Mechanical Ventilation

Approved October 2017

Airway management is a cornerstone of emergency medicine practice and one of the expert skills of the emergency physician. The emergency physician should not only be adept at endotracheal intubation but also familiar with the strategies involved in the initial management of mechanical ventilation. Choosing an appropriate ventilator strategy will ensure the best clinical outcome and avoid complications, such as barotrauma, oxygen toxicity, and ventilator-associated pneumonia. This is particularly relevant in the setting of crowding, prolonged emergency department (ED) boarding times, and rise in the number of ED-based critical care units. A collaborative team effort that includes nursing and respiratory care is essential to providing optimal care of the ventilated patient.

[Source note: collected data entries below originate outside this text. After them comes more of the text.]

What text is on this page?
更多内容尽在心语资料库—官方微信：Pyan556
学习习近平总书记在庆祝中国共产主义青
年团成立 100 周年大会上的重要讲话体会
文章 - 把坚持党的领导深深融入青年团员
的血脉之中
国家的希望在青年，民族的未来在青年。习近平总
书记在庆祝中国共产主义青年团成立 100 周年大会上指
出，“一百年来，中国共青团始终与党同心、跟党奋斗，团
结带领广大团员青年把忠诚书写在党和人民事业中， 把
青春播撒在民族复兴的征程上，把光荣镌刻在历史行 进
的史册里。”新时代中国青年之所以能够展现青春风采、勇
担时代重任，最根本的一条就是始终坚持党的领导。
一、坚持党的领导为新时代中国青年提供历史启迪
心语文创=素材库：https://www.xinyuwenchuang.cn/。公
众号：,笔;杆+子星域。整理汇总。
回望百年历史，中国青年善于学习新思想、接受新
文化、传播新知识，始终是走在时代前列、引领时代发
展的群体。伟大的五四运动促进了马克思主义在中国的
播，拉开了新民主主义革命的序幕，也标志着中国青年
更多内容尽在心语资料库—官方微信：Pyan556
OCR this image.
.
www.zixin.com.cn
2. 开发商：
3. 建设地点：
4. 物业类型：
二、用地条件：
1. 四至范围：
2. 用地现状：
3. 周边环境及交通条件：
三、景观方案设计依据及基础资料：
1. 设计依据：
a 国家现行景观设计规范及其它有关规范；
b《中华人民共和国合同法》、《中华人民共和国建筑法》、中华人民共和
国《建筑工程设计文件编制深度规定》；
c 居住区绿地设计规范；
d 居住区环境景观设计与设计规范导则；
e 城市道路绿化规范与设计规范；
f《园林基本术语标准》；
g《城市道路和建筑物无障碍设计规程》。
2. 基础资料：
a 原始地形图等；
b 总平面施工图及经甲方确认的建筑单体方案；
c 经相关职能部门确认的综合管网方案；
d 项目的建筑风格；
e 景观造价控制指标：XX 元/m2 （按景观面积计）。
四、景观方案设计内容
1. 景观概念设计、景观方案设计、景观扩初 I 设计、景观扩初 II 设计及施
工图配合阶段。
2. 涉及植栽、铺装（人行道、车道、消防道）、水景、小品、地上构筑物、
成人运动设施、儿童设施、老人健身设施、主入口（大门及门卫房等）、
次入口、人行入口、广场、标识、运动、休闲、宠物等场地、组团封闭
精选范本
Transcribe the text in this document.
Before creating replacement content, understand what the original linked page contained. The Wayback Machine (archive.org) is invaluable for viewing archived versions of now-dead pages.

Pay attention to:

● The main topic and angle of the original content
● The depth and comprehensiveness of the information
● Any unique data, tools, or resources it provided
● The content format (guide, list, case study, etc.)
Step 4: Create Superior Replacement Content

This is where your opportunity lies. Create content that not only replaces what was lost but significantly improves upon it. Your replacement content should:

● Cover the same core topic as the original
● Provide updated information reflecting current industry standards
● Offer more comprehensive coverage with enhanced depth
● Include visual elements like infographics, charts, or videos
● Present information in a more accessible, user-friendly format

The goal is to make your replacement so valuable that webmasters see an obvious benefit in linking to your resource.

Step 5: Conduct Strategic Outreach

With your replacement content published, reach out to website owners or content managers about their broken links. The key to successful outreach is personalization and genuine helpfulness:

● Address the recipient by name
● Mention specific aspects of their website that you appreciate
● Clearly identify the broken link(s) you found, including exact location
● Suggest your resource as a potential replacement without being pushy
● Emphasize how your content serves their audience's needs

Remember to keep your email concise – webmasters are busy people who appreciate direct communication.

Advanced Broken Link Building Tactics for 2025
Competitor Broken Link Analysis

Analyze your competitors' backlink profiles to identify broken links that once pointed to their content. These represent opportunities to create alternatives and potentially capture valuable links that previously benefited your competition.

The American College of Emergency Physicians (ACEP) is the authoritative body for the establishment of guidelines for rapid sequence intubation and mechanical ventilation in the emergency setting. To promote the safe and effective use of mechanical ventilation in ED patients, ACEP recommends the following:

  • The mechanical ventilation strategy should be individualized with consideration of the patient’s underlying disease process. Consider lung protective strategies that include limiting tidal volume, maintaining lung recruitment, limiting airway pressures, and minimizing oxygen toxicity. Providers may also follow measures of lung compliance, such as plateau pressure or driving pressure, to help reduce incidence of barotrauma and lung injury.
  • Continuous quantitative waveform capnography (end tidal carbon dioxide) monitoring is recommended and a post-intubation blood gas measurement may be obtained to ensure appropriate ventilator settings (eg, respiratory rate, tidal volume, fraction of inspired oxygen [FiO2]).
  • Patients should be maintained on appropriate doses of analgesia and sedation to maintain comfort while on mechanical ventilation.
  • Unless contraindicated, elevate the head of the bed to at least 30 degrees to prevent ventilator-associated pneumonia.
  • As prolonged periods of hyperoxia may lead to iatrogenic injury, titrate down the FiO2 to maintain appropriate oxygen saturation.

Resources

Brower RG, Matthay MA, Morris A, et al. For the Acute Respiratory Distress Syndrome Network. Ventilation with lower tidal volumes as compared with traditional tidal volumes for acute lung injury and the acute respiratory distress syndrome. N Engl J Med. 2000;342:1301-1308.

Spiegel R, Mallemat H. Emergency department treatment of the mechanically ventilated patient. Emerg Med Clin N Am. 2016;341:63-75.

Weingart SD. Managing initial mechanical ventilation in the emergency department. Ann Emerg Med. 2016;68:614-617.